思い出話②
〇ローズ宅・ローズの部屋(朝)
ローズが自分の部屋の窓の桟に腰かけて煙草を吸っている。そばに置いた袖机にコーヒーの入ったマグカップと灰皿が置いてある。窓の外をジョギング中の年配の女性(庭師と同じ顔)が通り過ぎた。
ローズの心の声:
「今日は随分と時間があるな……」
(庭師):
「デイジーさんが学校の用事とかで朝早くに家を出られたからです」
ローズがコーヒーをすすりながら3本目の煙草に火をつける。
ローズの心の声:
「慶次……」
〇8年前、慶次のマンション・入口(夜)
慶次の後をついて、ローズがマンションに入っていく。
(庭師):
「当時、慶次さんはラジオ局に勤めていらっしゃいました。まだ若かったのですがやり手で通っていて、既に番組をいくつかプロデュースなさっていました。仕事柄音楽に詳しく、たくさんの音楽CDを持っていました」
〇慶次のマンション・慶次の部屋の前(夜)
慶次が部屋の鍵を開けてローズを招き入れる。
慶次:
「まあ、入れよ。狭いとこだけどな」
〇慶次のマンション・キッチン(夜)
慶次が食材の入ったビニール袋をテーブルに置いている。ローズが、きょろきょろしながらダイニングを通ってリビングに入っていく。
(庭師):
「部屋は決して狭くありませんでした。一人で住むには広すぎるくらいの間取りです。ローズさんがよく見ると、慶次さんは野菜やらの食料品が入った袋を持っていました。その袋をテーブルの上に置いて中身を出しながらローズさんに話しかけます」
慶次:
「何を食べたいか聞きたいところだけどな、あいにくもう今日の夕飯の材料を買っちまったあとだったもんでな。シチュー一択だ。別にいいだろ?」
(庭師):
「ローズさんは部屋の中が気になって、聞かれたことに気がつきませんでした。慶次さんはそんな様子がわかり、構わず台所仕事を進めます」
〇慶次のマンション・リビング(夜)
慶次がホットミルクの入ったマグカップを持って入ってくる。
慶次:
「できるまでにちょっとかかるから、まずはこれでも飲んどけよ」
慶次がマグカップをローズに渡す。
(庭師):
「ローズさんは慶次さんから温かいマグカップを渡されるまで、ご自身の体が冷えていたことに気づきませんでした。ゆっくりとミルクの味と温度を味わいます。

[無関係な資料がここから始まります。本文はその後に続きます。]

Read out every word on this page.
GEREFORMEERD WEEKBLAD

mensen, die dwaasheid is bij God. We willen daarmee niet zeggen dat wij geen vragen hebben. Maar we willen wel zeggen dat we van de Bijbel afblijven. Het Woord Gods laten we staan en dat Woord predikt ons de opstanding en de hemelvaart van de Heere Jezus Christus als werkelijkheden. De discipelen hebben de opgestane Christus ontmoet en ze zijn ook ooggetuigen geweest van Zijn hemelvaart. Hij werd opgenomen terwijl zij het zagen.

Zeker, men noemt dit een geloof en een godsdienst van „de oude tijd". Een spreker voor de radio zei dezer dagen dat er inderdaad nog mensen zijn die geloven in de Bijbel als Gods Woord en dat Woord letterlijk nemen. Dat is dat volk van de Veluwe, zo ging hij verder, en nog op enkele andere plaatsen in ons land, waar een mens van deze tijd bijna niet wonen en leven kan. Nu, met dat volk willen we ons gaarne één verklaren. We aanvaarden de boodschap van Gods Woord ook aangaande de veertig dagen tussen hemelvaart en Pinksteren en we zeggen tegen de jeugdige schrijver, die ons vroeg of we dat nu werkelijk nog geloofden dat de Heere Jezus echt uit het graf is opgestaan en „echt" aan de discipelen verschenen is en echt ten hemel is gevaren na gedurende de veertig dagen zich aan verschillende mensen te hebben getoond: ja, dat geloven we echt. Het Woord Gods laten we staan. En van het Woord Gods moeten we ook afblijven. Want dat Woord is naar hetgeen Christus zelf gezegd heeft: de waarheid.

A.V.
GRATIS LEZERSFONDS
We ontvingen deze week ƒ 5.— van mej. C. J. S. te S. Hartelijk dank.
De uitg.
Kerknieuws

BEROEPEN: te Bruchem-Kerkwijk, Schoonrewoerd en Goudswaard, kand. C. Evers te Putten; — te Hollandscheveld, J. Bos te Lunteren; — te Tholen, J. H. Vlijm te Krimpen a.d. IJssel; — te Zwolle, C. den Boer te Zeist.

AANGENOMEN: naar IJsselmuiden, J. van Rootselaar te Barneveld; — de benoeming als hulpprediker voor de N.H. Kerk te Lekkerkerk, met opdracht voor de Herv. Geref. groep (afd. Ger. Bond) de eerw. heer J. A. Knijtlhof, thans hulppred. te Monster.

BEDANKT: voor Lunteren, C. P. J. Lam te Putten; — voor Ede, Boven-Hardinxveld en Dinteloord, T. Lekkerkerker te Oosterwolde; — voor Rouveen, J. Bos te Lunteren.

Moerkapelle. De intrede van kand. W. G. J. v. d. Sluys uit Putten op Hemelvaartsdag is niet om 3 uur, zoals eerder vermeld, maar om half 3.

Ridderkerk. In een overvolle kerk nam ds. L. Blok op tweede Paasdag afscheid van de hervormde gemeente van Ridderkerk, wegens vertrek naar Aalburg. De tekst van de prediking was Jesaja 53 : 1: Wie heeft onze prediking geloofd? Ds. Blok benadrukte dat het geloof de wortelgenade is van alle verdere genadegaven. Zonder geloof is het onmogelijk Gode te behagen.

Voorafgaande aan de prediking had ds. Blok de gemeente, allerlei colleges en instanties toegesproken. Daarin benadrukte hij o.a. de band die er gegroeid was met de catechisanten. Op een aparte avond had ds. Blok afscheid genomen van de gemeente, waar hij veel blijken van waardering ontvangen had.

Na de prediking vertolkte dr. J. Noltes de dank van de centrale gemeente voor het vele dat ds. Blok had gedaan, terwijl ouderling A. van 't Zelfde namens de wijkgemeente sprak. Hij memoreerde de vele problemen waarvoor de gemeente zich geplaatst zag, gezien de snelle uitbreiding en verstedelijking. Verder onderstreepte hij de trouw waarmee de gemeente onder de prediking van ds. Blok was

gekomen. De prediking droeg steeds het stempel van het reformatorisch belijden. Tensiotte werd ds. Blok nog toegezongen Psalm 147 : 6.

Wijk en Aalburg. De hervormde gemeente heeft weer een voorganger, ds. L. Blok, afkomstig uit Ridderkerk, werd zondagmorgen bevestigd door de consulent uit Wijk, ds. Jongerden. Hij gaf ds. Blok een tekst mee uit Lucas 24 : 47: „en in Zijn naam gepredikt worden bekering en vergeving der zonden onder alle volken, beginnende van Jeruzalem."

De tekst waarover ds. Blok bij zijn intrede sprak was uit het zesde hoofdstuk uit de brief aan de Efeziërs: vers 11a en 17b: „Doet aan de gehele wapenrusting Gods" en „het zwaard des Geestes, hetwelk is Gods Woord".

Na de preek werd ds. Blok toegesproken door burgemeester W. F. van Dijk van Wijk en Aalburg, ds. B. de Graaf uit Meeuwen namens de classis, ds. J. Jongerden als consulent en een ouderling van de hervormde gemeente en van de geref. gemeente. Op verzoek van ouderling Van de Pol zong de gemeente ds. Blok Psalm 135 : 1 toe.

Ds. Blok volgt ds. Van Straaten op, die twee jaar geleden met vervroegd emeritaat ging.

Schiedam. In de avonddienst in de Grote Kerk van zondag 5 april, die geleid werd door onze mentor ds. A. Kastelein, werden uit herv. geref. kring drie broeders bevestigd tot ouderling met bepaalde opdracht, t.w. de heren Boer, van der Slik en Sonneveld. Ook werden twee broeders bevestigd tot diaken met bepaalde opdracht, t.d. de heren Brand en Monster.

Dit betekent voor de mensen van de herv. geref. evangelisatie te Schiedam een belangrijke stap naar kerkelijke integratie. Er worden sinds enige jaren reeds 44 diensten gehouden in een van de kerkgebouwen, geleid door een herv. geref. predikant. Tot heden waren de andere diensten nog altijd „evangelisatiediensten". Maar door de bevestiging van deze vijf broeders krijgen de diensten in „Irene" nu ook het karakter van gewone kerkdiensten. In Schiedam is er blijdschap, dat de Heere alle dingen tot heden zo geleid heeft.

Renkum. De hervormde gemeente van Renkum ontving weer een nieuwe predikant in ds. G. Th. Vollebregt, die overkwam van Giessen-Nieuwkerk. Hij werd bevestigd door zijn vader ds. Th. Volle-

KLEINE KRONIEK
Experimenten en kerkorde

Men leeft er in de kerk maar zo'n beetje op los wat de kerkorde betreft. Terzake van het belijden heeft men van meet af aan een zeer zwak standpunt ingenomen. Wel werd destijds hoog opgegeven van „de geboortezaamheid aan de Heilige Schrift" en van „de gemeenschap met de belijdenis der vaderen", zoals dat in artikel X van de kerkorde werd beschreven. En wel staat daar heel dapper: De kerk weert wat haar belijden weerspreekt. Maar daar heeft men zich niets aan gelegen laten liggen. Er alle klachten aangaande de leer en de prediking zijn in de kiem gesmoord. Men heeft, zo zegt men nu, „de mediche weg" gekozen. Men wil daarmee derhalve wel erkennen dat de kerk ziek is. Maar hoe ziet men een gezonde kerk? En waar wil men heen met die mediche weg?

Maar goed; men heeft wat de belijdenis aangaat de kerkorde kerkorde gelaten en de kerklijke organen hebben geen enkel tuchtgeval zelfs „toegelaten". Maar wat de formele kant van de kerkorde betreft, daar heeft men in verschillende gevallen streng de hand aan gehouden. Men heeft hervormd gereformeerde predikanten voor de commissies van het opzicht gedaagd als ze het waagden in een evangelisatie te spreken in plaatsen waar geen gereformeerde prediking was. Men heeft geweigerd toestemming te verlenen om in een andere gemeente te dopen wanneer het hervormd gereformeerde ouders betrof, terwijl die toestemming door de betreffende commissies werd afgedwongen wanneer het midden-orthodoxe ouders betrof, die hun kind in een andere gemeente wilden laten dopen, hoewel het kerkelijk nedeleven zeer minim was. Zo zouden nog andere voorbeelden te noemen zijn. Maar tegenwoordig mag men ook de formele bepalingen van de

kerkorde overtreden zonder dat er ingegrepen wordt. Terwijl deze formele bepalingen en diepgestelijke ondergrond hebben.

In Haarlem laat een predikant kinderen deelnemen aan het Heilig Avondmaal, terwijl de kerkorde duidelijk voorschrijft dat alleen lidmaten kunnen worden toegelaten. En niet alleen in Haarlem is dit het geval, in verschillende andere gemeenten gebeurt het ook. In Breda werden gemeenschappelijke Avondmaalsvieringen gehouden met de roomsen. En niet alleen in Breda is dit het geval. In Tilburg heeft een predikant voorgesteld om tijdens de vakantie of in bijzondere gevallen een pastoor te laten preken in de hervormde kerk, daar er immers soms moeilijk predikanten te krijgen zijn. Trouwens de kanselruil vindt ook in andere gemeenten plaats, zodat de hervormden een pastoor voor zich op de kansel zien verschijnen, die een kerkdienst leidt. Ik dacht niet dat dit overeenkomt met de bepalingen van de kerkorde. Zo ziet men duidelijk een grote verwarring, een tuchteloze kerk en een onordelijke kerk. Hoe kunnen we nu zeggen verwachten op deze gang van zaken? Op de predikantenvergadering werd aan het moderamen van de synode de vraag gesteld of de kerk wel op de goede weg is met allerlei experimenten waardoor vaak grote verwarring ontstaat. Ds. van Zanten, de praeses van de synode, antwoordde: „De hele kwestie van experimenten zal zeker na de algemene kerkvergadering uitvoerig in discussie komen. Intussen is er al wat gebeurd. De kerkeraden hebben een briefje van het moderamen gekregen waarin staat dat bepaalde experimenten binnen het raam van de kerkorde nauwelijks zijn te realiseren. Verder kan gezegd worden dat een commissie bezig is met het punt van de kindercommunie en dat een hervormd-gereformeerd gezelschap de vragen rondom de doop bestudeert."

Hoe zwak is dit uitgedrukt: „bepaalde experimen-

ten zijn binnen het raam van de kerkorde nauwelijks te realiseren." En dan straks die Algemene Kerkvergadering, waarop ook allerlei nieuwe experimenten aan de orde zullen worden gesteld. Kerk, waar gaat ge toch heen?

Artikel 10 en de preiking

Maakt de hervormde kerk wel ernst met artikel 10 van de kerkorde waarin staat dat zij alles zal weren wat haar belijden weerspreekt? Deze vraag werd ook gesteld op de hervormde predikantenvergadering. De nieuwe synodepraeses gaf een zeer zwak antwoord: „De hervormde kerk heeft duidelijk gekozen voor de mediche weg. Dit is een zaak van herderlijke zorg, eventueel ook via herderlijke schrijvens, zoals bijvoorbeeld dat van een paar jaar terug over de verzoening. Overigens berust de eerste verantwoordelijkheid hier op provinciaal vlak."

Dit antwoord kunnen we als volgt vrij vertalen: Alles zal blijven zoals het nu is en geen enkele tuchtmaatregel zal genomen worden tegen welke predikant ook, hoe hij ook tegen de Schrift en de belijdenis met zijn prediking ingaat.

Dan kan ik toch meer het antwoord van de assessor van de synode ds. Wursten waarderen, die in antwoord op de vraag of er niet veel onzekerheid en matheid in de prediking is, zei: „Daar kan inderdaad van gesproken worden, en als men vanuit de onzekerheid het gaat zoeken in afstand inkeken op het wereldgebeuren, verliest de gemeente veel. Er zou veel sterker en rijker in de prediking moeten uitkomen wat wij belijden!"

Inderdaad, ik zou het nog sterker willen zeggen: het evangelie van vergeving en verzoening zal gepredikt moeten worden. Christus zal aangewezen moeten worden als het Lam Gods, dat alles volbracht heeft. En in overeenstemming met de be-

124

一息つくと、さっき目に入った膨大な量の音楽CDが気にかかりました。ローズさんのご生家では特に誰も音楽を聴かなかったので、音楽CDも数える程しかありませんでした。ローズさんがその音楽CDの山に見とれていると、慶次さんが後ろから声をかけました」
慶次:
「ラジオの仕事をしてるもんでさ、どうしてもCDなんかは増えてっちゃうんだよな。好きなの聞いていいぞ」
そう言ってから、慶次がキッチンに戻って料理をし始める。色々と支度をしながらローズの様子を見ている慶次。
(庭師):
「ローズさんにとっては、好きな音楽なんていうものこそ、わかりませんでした。目の前のメディアの山に触ることすら恐ろしい……。そんな様子を察したのか、慶次さんが料理を作るの手を止めてローズさんのそばまでやってきました」
慶次:
「どんな感じの音楽が好きとかあるか?」
(庭師):
「慶次さんは、ローズさんに曲の好みについて色々聞いていきました。
楽しい感じの曲がいい?
落ち着いた曲が好き?
かっこいいのとか?
歌が入っている方がいい?
入ってない方が好み?
女性ボーカル、男性ボーカル?
日本語、外国語?
ローズさんが聞かれたことに答えていくうちに、目の前に音楽CDが積まれていきました」
慶次:
「この辺適当に聞いてみて、好きなの探すといいよ」
料理の続きに戻る慶次。ローズが恐る恐るCDを手にとってプレイヤーにかけ、再生ボタンを押す。
(庭師):
「ローズさんはスピーカーから聞こえてくる音楽に聞き入りました。初めて聞くタイプの音楽でした。古い、外国の女性ボーカルのポップスでしたが、ローズさんにはとても新鮮に聞こえました。そしていつの間にか目から涙が溢れていました」
慶次が皿を並べながら嬉しそうに言う。
慶次:
「お、気に入った? ジョニ・ミッチェルが好きとは嬉しいね。
俺と気が合いそうだ」
〇ローズ宅、ローズの部屋(朝)
ローズが自分の部屋の窓の桟に腰かけて、吸い終わった煙草を灰皿でもみ消している。
ローズ:
「ほんと、慶次がいなかったら今のあたしはないもんね」
ローズが柱時計に目をやってから、ゆっくりと伸びをして立ち上がる。